Ahzab 56: Allah ve melekleri PEYGAMBERE DESTEK OLUYORLAR. Ey iman edenler! SİZ DE PEYGAMBERE DESTEK OLUNUZ, ona yürekten bağlılığınızı ifade ediniz. (Bayraktar Bayraklı meali)
Yine başka bir şekliyle yazmak gerekirse;
(ALLAH VE MELEKLERİ ELÇİSİNİ DESTEKLEMEKTEDİR. EY İNANANLAR SİZ DE ONU DESTEKLEYİN, GEREKEN SAYGI VE İTAATİ GÖSTERİN.)
Ayette Allah ve melekleri, elçiye destek verirler yardım ederler, onun şanını yüceltirler derken, onu büyük bir makamın sahibi yaparlar anlamını da veriyor. Lütfen düşününüz, bir insana destek vermek, onu büyük bir makama getirmekle de yapılır. Bir insanı Vali yaptığınızda, o ilin en yetkili insanı yapmış olursunuz. Allah da elçi olarak görevlendirdiği bir kuluna, yine açıkladığı yetkilerle destek olmuştur.
Ayetin devamından da, yine bu manayı çıkarmalıyız ve EY İNANANLAR, SİZDE BENİM ELÇİME DESTEK OLUN, ONA YARDIM EDİN Kİ, ONA VERDİĞİM GÖREVİ DAHA RAHAT VE DAHA GÜZEL GERÇEKLEŞTİRSİN ANLAMINDADIR. Buda peygamberimize bir destektir. Çünkü aldığı görevi daha rahat ve kolay yapabilmesi için, onunda yardıma ihtiyacı vardır. Bu da tüm iman edenlerin görevidir diyor Allah.

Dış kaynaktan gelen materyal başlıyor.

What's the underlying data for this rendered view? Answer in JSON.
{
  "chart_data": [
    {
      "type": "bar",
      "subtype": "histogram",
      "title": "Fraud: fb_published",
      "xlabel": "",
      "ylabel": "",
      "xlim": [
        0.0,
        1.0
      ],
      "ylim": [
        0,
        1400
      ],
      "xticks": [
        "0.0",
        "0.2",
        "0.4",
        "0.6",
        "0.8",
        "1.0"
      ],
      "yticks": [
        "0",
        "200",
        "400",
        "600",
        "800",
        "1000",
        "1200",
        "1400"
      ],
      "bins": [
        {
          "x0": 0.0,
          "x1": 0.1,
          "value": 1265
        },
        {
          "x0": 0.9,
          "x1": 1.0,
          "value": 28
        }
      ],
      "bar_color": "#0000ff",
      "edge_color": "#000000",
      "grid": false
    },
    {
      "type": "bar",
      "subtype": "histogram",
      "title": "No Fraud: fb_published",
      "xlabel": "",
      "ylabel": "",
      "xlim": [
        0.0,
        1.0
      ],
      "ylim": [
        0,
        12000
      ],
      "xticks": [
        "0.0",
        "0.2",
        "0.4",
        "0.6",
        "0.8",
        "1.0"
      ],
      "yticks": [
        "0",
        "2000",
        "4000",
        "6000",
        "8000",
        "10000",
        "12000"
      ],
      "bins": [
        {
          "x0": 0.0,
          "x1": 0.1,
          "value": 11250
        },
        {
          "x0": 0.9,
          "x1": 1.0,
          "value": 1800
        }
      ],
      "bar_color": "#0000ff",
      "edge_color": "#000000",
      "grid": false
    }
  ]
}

Ayetin sonundaki ona içtenlikle selam verin sözünden de, ona samimi ve açık olun, ona saygılı olun, ona itaat edin, onun dostu olun demek istemektedir. Bu ayetin birkaç ayet öncesinde (Ahzab 53) peygamberimizin evinde onu gereksiz yere rahatsız edilmemesi gerektiği konusunda açıklama yapılır. Selam, bir insana ya da bir topluluğa, onlara verilen saygının bir nişanesidir, ama burada daha çok ona itaat edilmesi, ona saygılı olunması, destek olunması anlamındadır.
Yukarıdaki ayeti okudunuz ve Allah ın ne söylediğini anlamaya çalıştık elimizden geldiğince, Allah yanıltmasın. Şimdide günümüzde bu ayet öne sürülerek yapmamızı istediklerine bakalım ve bu doğrultuda bizlere aktarılan rivayet hadis örneklerini yazalım. Acaba Ahzap suresi 56. ayetle bir ilgisi var mı, onun yorumunu da sizlere bırakıyorum. ALLAH HERKESE AKIL VERMİŞ KULLANSIN DİYE. BİRİLERİ KULLANSIN, DİĞERLERİ SEYRETSİN DİYE DEĞİL.
"Kıyamet günü insanların bana en yakın olanları, üzerime en çok salâvat getirenlerdir"
"Kim benim üzerime 1 salâvat getirirse Allah onun üzerine 10 salâvat getirir. Kim benim üzerime 100 salâvat getirirse Allah onun iki gözü arasına nifaktan kurtuluş beratı yazar. Ayrıca ateşten kurtulduğuna dair bir beraat yazar. Ve kıyamet günü onu şehitlerle beraber cennete iskân eder"
Efendimiz, “Yeryüzündeki Allah’ın seyyah melekleri ümmetimin salât u selamını bana, hemen anında ulaştırırlar.” (Nesai, Sehv 46) ve “Şüphesiz ki, benim üzerime salâvat getiren kimsenin selamını almak için Allah bana ruhumu iade eder.” (Ebu Davud, Menâsik 96) buyurur.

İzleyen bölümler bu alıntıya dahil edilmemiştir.